Deze bezinning vindt plaats met behulp van de metafoor van een zeilboot. Het onderstaande biedt een samenvatting van het antwoord op de vraag: „Hoe bepaalt het kompas de richting?” Bij deze vraagstelling is het kompas symbool van het zogenaamde identiteitsprofiel.
Geen etalagepoppen
Waar hebben we het over wanneer we spreken over de identiteit van iemand (of van een organisatie)? Als we het niet hoeven uit te leggen, weten we wat ermee bedoeld wordt, maar als we het nauwkeurig willen omschrijven, dan blijkt het nog niet eens zo eenvoudig te zijn.
Over de betekenis van het woord identiteit hebben vele filosofen zich al het hoofd gebroken. Het is een woord dat thuishoort in de leer van het zijn (ontologie). Een bepaalde identiteit brengt tot uitdrukking wie iemand is. Identiteit heeft met het leven te maken. En zo breed als het leven is, zo veel bijvoeglijke naamwoorden kun je voor het woord ”identiteit” plaatsen.
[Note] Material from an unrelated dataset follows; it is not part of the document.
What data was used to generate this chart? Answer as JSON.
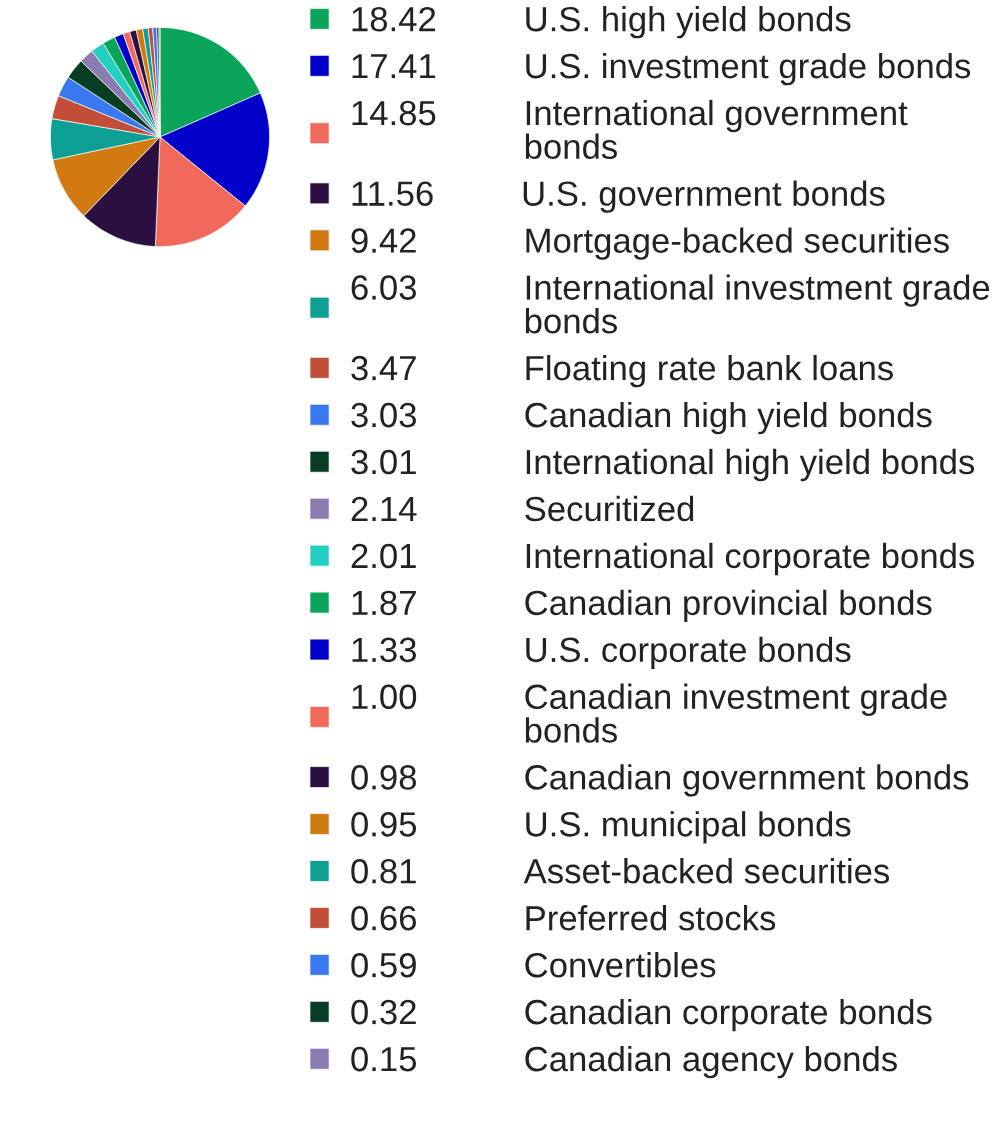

Het gaat dus over het leven. Wat is immers de identiteit van een etalagepop? Die kun je aankleden en op die manier een bepaalde functie laten vervullen. Triest genoeg lijkt het tegenwoordig vaak wel zo dat iemands identiteit bepaald wordt door wat hij doet of door zijn plek in (de pikorde van) een groep. Zo kom je mensen tegen die voor hun gevoel niemand meer zijn, omdat ze geen status meer hebben (werk, volgers op sociale media en dergelijke).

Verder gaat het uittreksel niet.